Combatting the Data Security Challenges of Remote Working
Mark Harper explains the growing popularity of paper shredders with organisations whose staff are continuing to work from home during the Covid-19 pandemic.
It was March 23rd when the government issued Covid-19 guidelines instructing most businesses to arrange for their workforces to work remotely. Over four months and countless video calls later, we’re still here and wondering whether we’ll ever make an official return to ‘normal’.
Throughout this period, creativity has prospered and teams have done what they can to adjust to new working conditions, tackling a list of challenges that span from much changed internal communications, home setups and trying to concentrate on working with children competing for attention! Businesses have in general adapted well. In fact, many temporary arrangements may well now become a more permanent fixture, with many business leaders encouraged by how quickly teams have adopted a new way of working.

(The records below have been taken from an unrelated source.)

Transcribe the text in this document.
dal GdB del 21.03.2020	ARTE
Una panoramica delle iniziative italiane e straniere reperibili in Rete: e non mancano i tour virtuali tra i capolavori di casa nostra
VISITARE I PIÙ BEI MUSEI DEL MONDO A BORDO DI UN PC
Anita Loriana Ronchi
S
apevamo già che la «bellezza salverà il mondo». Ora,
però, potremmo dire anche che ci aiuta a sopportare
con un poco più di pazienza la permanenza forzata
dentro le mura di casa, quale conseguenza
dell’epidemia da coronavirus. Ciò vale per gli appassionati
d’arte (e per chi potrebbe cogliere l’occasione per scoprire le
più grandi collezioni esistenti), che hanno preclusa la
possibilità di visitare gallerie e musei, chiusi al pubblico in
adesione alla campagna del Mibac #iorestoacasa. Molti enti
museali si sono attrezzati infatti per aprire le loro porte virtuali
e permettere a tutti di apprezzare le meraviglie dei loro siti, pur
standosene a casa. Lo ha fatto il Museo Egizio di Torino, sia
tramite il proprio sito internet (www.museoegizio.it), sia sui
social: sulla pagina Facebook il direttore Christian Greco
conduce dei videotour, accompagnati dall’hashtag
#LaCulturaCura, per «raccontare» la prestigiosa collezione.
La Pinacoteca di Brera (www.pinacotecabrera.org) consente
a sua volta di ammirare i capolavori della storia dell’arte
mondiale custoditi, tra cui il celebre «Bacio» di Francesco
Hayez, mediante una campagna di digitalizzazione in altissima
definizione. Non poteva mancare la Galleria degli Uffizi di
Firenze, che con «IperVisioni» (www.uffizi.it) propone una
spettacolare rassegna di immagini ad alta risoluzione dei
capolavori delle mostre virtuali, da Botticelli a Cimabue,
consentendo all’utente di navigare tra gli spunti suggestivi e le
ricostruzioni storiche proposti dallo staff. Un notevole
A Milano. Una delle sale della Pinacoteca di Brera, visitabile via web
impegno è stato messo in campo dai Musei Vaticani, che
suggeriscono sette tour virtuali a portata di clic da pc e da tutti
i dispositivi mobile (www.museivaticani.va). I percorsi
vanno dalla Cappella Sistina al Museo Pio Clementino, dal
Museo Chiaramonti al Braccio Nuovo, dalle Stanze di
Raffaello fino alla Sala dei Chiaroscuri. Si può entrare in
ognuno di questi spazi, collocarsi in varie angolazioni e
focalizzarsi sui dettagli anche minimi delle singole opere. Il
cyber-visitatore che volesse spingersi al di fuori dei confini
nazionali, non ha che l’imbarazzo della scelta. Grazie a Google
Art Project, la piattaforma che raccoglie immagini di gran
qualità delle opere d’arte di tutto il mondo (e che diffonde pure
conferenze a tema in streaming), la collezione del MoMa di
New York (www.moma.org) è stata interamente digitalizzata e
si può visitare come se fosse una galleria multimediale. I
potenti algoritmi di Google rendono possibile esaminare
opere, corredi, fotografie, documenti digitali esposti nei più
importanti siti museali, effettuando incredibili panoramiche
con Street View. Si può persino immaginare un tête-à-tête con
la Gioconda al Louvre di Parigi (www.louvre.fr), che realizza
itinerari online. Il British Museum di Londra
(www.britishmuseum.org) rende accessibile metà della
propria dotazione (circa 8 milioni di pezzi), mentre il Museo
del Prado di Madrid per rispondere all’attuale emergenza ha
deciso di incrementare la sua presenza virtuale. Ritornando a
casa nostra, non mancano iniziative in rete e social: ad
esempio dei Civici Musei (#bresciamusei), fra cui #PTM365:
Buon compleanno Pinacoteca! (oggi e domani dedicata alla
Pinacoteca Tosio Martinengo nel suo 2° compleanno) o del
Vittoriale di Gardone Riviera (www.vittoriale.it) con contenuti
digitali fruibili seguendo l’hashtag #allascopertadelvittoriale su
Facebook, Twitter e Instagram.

It hasn’t all been plain sailing though. Despite worldwide reports of productivity boosts, working from home has presented some demanding challenges, including data security - an underlying issue that must now be addressed promptly and effectively.
Sensitive Data at Home
Working from home invariably means that many workers are without direct, professional support much of the time, which means that the correct handling of data is now much harder to control for businesses. According to a 2020 global research study from Lenovo, 72 per cent of respondents working from home due to Covid-19 were in some way concerned about protecting personal data on their work devices.
Although the respondents of this study expressed concerns about personal data held on laptops and other devices, this does pose a wider question for data security as a whole and the infrastructures that businesses and teams have in place. Workforces suddenly have additional responsibilities in relation to the handling of data and may have largely been left in the dark as to how they should now be dealing with sensitive data from home.
Recognising the challenge organisations are facing, the United Kingdom's Information Commissioner’s Office (ICO) has published guidance on how teams can work from home securely. Using collective information such as this, employers must now remain educated themselves and implement effective data proection procedures wherever needed. Even within the comfort of our own homes, it’s key for all involved to understand their responsibilities and the legal implications of not remaining compliant.
Over the past few years, digital data protection has become more and more part of everyone’s lives, and simple to implement protections, such as two-factor authentification, are now normal procedure for most modern office environments.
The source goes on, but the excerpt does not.